Nobel
Resulta patético, aunque también cómico, hacer memoria de unos cuantos escritores a los que la presunta corte de sabios les negó el supremo reconocimiento
La concesión del Premio Nobel ocupa lugar privilegiado en los medios de comunicación. Supone que otorguen la santidad en vida, la gloria perdurable, el reconocimiento de los académicos a la excepcionalidad. Como no sé nada de ciencia, no puedo opinar de los méritos de aquellos que se lo llevan, pero se supone que contribuyen a que el mundo avance o sea menos malo. Y con el de la Paz, tan humanista él, se marcaron algo que parece una broma salvaje al otorgárselo a un tipo llamado Henry Kissinger, estratega y cómplice de tanta sangre derramada en Vietnam y en Latinoamérica. Y dices, olé los genitales de aquel jurado que actuaba en nombre de esa cosa tan sucia llamada política o del dadaísmo.

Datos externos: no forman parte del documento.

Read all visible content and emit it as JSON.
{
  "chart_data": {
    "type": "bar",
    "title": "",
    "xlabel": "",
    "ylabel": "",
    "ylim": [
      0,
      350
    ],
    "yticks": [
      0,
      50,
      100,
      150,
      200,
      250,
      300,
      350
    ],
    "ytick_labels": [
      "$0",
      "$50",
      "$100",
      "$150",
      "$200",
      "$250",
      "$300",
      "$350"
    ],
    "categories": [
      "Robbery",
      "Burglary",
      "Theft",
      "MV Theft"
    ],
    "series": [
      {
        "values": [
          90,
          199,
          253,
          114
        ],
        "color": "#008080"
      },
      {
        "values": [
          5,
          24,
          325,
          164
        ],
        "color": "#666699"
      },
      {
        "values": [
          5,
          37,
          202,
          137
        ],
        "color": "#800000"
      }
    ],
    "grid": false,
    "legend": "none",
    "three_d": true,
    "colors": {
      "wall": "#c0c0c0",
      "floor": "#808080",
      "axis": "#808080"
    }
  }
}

Entiendo que los medios se pongan muy nerviosos al no poseer tantas veces ni puta idea de los galardonados con el Nobel de Literatura. Y resulta patético, aunque también cómico, hacer memoria de unos cuantos escritores a los que la presunta corte de sabios les negó el supremo reconocimiento. No les consideraron dignos de él a Borges, Tolstoi, Kafka, Proust, Pessoa, Joyce, Fitzgerald, Valle-Inclán y otras incontestables luminarias.
Tal vez existan grandiosos, aunque desconocidos, literatos entre los que les cae el premio gordo, pero no tengo ninguna prisa por leerlos. Me conformo con releer a los de siempre y dejarme aconsejar por amigos sobre otros que no he leído y que me pueden deslumbrar. O a seguir mi instinto. Pero el Nobel casi nunca me sirve de guía. Cuenta Jon Fosse, el último premiado: “No se llega más alto que el Nobel, después de esto, todo es cuesta abajo”. Pues que disfrute usted el momento y que no se caiga.